List samples in an evaluation.

Each sample represents one agent run against a security task. Use --status failed to drill into failures.

Options

<evaluation-id>, --evaluation-id (Required) — The evaluation ID.
--status, --state — Filter by sample status (e.g. passed, failed, timed_out). [choices: queued, claiming, provisioning, agent_running, agent_finished, verifying, passed, failed, timed_out, cancelled, infra_error]
--json (default False) — Output as JSON.

get-sample

$ dn evaluation get-sample <eval/sample>

Show details of a single evaluation sample.

Displays the sample’s lifecycle status, timing breakdown, sandbox IDs, error details, and verification result.

Options

<eval/sample>, --eval/sample (Required) — Sample reference as EVAL_ID/SAMPLE_ID (e.g. 9ab81fc1/75e4914f).
--json (default False) — Output as JSON.

get-transcript

$ dn evaluation get-transcript <eval/sample>

Download the agent conversation transcript for a sample.

Returns the session transcript linked to this evaluation item as raw JSON. The payload is a SessionTranscriptResponse with the following top-level fields:

session: session metadata (id, title, model, agent, project, timestamps)
messages: ordered list of messages, each with id, seq, parent_id, role, content, tool_calls, tool_call_id, metadata, agent, model, created_at, and compacted_at
current_system_prompt: the active system prompt for restore
has_more: pagination flag

Returns 404 if the item has no linked session (old evals or items where the runtime’s session registration failed). Available mid-run — the link is established as soon as the runtime creates the session, before the agent begins streaming.

Options

<eval/sample>, --eval/sample (Required) — Sample reference as EVAL_ID/SAMPLE_ID (e.g. 9ab81fc1/75e4914f).

wait

$ dn evaluation wait <evaluation-id>

Block until an evaluation reaches a terminal state.
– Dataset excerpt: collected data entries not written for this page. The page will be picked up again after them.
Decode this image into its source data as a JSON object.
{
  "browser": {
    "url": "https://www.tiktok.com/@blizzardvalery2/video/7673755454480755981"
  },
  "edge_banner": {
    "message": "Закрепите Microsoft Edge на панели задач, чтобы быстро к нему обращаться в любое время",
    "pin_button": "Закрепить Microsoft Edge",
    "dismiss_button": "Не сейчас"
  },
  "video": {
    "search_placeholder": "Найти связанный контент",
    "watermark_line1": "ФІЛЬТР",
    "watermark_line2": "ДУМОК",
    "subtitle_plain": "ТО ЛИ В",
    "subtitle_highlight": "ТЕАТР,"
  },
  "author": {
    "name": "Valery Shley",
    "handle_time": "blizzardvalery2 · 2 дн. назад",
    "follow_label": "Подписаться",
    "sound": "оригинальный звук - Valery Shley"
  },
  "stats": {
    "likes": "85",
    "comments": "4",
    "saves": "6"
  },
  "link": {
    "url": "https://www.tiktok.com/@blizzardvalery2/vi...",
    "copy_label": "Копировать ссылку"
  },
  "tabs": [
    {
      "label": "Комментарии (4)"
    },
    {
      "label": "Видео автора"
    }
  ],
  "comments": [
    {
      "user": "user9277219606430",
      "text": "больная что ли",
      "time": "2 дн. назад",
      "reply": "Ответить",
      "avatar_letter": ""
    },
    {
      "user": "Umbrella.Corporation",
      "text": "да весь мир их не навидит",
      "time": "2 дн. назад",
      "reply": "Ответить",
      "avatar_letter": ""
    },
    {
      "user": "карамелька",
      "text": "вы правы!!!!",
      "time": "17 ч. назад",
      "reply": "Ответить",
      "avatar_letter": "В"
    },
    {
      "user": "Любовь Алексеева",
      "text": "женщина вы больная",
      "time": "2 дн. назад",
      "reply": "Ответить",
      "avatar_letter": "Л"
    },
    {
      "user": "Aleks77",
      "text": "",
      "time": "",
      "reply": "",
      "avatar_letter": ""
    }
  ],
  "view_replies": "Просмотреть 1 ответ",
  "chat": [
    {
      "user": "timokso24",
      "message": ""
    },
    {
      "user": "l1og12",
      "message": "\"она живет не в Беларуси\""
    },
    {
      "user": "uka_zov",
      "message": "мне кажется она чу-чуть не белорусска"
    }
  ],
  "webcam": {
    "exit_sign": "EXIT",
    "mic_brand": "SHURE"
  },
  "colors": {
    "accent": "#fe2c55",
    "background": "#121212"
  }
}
Polls the evaluation status and exits when it completes, fails, or is cancelled. Exits non-zero if the evaluation did not complete successfully.

Options

<evaluation-id>, --evaluation-id (Required) — The evaluation ID.
--poll-interval-sec (default 10.0) — Seconds between status polls.
--timeout-sec — Maximum seconds to wait before timing out.
--json (default False) — Output as JSON.

cancel

$ dn evaluation cancel <evaluation-id>

Cancel a running evaluation.

Requests cancellation and terminates active sandboxes. Samples that are already in progress will be marked as cancelled.

Options

<evaluation-id>, --evaluation-id (Required) — The evaluation ID.
--yes, -y (default False) — Skip the confirmation prompt.
--json (default False) — Output as JSON.

retry

$ dn evaluation retry <evaluation-id>

Retry failed and errored samples in an evaluation.

Resets samples that ended in failed, timed_out, or infra_error back to queued so they are picked up by workers again.

Options

<evaluation-id>, --evaluation-id (Required) — The evaluation ID.
--json (default False) — Output as JSON.

export

$ dn evaluation export <evaluation-id>

Export evaluation results, samples, and transcripts.

Writes evaluation metadata, per-sample results, and agent transcripts to a directory. Transcripts are included by default; use —no-transcripts to skip them.

Each transcript file is a SessionTranscriptResponse JSON payload — see dn evaluation get-transcript --help for the shape. Samples without a linked session (old evals or items where the runtime’s session registration failed) are skipped with a warning.

Options

<evaluation-id>, --evaluation-id (Required) — The evaluation ID (full or 8-char prefix).
--output, -o — Output directory (default: ./eval-<short-id>/).
--transcripts, --no-transcripts (default True) — Include agent transcripts (default: yes).
--status, --state — Only export samples with this status (e.g. failed, timed_out). [choices: queued, claiming, provisioning, agent_running, agent_finished, verifying, passed, failed, timed_out, cancelled, infra_error]
--json (default False) — Dump combined JSON to stdout instead of writing files.

compare

$ dn evaluation compare <eval-a> <eval-b>

Compare two evaluation runs side by side.

Shows pass rate delta, per-task breakdown, duration changes, and error pattern differences between two evaluations.

Options

<eval-a>, --eval-a (Required) — First evaluation ID (baseline).
<eval-b>, --eval-b (Required) — Second evaluation ID (comparison).
--json (default False) — Output as JSON.